Ron estimated that 60 percent of visitors to the monument come because they saw it from miles away and wondered what it was for. "Quite a few people come who've never heard of Jefferson Davis," said Ron. This gives Ron frequent chances to educate the public about Davis.
Pam told us that whenever she hears a rumble of thunder she has to remove all visitors from the monument, because it attracts lightning. The walls are nine feet thick at the base, two feet thick at the top, where an observation room provides views of trees and fields mostly unchanged since Davis's time. The Monument is built of 14,376 tons of solid concrete, with no interior iron or steel; it's the tallest unreinforced concrete structure in the world.
"We try not to tell the unreinforced story until after we're in the elevator," said Pam.
She added, however, that the Monument is inspected every two years by the State, and that it's survived tornadoes (and lightning strikes) without apparent damage. "It doesn't even move," Pam said. "If it swayed even a little, I wouldn't be in it."
The Birthplace also includes a visitors center and small museum, where visitors can view a handful of Davis artifacts and another glum Davis statue ("He had the weight of the Southern people on his shoulders," said Pam). Both Ron and Pam agreed that this building is haunted by something that knocks things over and makes loud footsteps (An embarrassed Davis? An envious Yankee?) but the Monument itself has remained ghost-free.
Davis was a U.S. Representative, a Senator, and a Secretary of War before he dumped the USA. A "Highlights of a Distinguished Career" list at the Monument points out those earlier accomplishments, and adds that Davis was the first to suggest a Transcontinental Railroad and that he was "primarily responsible" for the Gadsden Purchase (Missing from the list is what may be his greatest feat: importing camels to the American Southwest). But the truth is that latter-day Confederates ennobled Davis's birthplace because he was their President, not for his well-rounded resume.

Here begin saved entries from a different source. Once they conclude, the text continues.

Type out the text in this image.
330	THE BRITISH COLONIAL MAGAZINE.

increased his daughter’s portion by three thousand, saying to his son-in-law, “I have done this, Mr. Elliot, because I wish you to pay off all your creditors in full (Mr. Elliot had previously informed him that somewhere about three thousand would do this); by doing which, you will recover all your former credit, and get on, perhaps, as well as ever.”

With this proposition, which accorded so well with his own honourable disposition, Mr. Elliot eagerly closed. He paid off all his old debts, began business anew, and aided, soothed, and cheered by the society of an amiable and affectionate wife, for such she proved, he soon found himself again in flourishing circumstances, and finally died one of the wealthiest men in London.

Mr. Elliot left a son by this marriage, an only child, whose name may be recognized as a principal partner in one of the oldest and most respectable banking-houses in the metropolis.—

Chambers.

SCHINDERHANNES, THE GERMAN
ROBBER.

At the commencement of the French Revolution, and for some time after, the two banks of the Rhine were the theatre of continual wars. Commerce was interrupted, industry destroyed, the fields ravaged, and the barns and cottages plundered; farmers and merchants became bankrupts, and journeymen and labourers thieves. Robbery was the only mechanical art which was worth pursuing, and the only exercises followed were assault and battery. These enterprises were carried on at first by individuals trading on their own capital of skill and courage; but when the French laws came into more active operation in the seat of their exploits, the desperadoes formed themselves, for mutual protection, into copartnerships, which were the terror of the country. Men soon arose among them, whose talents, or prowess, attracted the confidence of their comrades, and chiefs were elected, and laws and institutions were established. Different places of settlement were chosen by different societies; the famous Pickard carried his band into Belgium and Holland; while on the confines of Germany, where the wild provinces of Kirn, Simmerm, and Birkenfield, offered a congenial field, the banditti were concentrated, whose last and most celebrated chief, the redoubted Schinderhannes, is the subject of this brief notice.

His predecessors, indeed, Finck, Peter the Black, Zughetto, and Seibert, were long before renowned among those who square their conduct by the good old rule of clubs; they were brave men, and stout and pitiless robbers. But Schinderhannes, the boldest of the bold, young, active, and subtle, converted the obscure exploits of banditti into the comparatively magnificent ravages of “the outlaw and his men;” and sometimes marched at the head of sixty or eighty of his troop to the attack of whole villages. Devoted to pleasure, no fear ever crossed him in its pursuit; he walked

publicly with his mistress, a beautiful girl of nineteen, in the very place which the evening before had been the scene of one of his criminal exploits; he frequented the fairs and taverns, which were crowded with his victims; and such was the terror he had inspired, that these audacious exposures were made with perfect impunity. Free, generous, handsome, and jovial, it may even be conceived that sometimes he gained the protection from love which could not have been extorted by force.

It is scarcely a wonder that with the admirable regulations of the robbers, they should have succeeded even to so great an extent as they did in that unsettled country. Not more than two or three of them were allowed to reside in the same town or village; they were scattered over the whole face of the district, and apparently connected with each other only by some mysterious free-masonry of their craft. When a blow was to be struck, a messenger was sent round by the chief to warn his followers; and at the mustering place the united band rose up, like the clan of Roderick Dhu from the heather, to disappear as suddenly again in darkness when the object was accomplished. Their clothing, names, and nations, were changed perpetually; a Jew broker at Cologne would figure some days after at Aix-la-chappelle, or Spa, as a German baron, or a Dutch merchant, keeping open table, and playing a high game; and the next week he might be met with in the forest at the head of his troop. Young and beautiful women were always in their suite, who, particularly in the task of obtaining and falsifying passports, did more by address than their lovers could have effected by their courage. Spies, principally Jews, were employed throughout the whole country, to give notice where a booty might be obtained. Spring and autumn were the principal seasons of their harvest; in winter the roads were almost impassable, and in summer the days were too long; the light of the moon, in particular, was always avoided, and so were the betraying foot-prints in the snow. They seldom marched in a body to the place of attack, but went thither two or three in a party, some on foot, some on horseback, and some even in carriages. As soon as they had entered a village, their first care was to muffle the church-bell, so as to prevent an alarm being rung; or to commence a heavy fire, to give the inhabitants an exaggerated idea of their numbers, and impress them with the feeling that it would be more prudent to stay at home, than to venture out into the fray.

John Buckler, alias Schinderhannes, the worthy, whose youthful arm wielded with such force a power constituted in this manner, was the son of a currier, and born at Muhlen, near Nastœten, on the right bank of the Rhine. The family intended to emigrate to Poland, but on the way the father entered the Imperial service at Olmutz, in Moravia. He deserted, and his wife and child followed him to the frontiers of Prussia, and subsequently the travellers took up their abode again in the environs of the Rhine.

The biggest event of the year at the Monument is still the first weekend in June: the annual Jefferson Davis birthday celebration (Davis was born June 3, 1808, according to a historical marker by the highway). The festivities were perhaps best staged in 2004, when the Monument was reopened after five years of renovation. Festivities included night artillery firing, a Celebration Ball, the annual Miss Confederacy Pageant (and its sister pageants, Wee Miss Confederacy, Little Miss Confederacy, and Junior Miss Confederacy), rifle and artillery salutes to President Davis, and a keynote address by Gary Rope, portraying Robert E. Lee, who said that the Monument was "the symbol of a great God-fearing culture."
Then, after the monument was officially reopened, there was a battle.